On September 22 the SLO Chamber of Commerce brought together three leading minds in cybersecurity to talk not only about the importance of protecting your company or nonprofit’s data from hackers but how to change the culture within the organization to ensure the safety of your most important information.
From training to password protection to the Cloud, cultural changes that need to be made both in work and personal lives, the panel touched on the issues that most small business managers don’t have the time nor the resources stay on top of.
Bill Britton, director, Cal Poly Cybersecurity Center, Michael Hanson, vice president of I.T. Security, MINDBODY and Thomas Lebens, partner at Fitch, Even, Tabin & Flannery LLP joined moderator Amy Kardel, director of Clever Ducks to discuss implementable strategies for small businesses to consider and execute to help further protect themselves.
“The problem with a computer is it doesn’t have that same caveat that a human does ,” Britton said. “We have discretion, but a computer doesn’t. if you ask it a question not only will it tell you what you asked but it will tell everything it knows about what you ask. But because we personalize that thing (the computer), we allow it to protect us at the same level, but it can’t.”
“This is a social issue as much as it’s a technology issue. So if you can get the social awareness part within your employees and yourself up, then you can start asking the right questions. Which is how do I stop that train of thought and move to a protected environment?”
Britton, Lebens and Hanson talk about air gapping computers, using two-factor identification and the importance of determining what information is the most vital and finding ways to protect it.
“The first thing you need to do is figure out why you are protecting something to begin with,” Britton said.

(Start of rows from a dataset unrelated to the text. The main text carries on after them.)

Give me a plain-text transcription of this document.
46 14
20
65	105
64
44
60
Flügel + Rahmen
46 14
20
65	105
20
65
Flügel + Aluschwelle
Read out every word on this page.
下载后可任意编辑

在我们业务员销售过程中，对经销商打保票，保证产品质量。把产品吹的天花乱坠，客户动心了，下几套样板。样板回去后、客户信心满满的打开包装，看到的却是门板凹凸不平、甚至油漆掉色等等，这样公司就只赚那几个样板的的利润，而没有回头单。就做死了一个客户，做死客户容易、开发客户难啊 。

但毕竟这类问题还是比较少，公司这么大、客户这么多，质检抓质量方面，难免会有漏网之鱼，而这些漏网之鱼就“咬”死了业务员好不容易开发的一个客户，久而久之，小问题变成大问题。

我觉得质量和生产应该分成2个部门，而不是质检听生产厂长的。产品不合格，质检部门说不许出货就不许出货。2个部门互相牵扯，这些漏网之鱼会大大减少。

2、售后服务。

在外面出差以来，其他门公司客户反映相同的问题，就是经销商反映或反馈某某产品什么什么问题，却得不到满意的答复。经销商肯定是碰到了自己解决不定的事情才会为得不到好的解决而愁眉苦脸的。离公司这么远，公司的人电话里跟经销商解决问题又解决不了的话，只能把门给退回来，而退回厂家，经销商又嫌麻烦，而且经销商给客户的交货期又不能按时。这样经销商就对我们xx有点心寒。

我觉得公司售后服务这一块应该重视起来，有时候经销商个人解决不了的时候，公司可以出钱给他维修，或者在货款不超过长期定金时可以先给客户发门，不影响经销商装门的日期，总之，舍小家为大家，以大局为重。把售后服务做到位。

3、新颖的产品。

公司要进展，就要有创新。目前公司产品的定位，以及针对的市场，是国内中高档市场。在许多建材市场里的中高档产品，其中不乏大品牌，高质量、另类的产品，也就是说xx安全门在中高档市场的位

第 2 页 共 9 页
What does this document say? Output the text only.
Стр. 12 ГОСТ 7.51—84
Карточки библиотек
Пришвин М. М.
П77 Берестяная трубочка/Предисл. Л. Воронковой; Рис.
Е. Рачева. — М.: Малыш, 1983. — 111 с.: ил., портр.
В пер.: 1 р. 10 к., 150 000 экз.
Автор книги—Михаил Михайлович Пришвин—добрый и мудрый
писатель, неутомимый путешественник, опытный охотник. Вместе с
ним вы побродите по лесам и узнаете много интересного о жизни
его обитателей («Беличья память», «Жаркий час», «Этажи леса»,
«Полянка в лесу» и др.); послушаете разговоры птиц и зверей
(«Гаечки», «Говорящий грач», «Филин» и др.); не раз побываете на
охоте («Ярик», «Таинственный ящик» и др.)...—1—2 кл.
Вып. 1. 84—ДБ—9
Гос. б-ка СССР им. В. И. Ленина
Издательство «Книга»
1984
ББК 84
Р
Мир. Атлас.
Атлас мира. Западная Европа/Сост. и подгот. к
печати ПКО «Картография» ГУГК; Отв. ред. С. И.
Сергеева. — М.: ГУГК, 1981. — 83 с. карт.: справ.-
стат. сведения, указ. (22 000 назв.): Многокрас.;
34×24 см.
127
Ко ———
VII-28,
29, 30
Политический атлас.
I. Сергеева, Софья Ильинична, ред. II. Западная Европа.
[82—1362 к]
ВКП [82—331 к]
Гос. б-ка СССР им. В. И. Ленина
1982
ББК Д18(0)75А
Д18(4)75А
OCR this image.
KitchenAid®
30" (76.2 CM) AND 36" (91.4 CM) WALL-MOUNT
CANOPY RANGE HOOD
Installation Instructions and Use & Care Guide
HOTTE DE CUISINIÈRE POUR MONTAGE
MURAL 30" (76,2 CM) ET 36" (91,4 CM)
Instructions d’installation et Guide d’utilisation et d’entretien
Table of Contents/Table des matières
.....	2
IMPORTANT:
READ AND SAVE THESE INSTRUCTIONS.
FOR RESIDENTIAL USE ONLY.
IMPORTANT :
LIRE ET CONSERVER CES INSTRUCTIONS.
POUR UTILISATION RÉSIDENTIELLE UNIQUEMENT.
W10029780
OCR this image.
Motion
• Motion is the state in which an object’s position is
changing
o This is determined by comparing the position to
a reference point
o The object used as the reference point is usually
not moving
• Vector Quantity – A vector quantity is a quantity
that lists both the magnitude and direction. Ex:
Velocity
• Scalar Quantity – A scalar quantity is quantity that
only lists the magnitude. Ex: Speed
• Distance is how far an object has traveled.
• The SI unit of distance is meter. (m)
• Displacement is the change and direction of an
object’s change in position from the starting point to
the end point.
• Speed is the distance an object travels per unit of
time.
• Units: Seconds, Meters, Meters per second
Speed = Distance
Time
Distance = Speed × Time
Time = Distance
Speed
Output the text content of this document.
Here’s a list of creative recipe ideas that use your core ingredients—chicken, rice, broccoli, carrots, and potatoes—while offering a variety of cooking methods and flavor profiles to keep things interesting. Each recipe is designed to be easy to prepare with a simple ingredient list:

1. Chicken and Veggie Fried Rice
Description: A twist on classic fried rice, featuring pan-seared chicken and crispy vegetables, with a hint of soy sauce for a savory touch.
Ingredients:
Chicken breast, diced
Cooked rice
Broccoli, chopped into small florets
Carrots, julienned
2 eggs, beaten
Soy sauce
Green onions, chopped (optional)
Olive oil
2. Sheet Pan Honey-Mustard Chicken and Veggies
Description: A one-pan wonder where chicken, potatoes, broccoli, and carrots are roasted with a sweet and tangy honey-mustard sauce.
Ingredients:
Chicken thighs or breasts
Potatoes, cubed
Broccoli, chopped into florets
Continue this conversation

Britton and Lebens talk about the considerations that a small business should look into when storing information on the Cloud.
“You absolutely do not reduce or limit your liability by shifting your data to a cloud provider, and nothing that gives you permission to bury your head in the sand and say. ‘well we sent it to them’,” Lebens said. “You are responsible for that data everywhere so you need to explore what that cloud provider is doing to take care of your data.”
Britton, talks about the importance of training your staff and family on cybersecurity and offers tips on places to look for training for all budgets.
“Does that mean that my three-year-old daughter who is playing on my iPhone should be in a cybersecurity awareness class? The answer is, absolutely,” Britton said.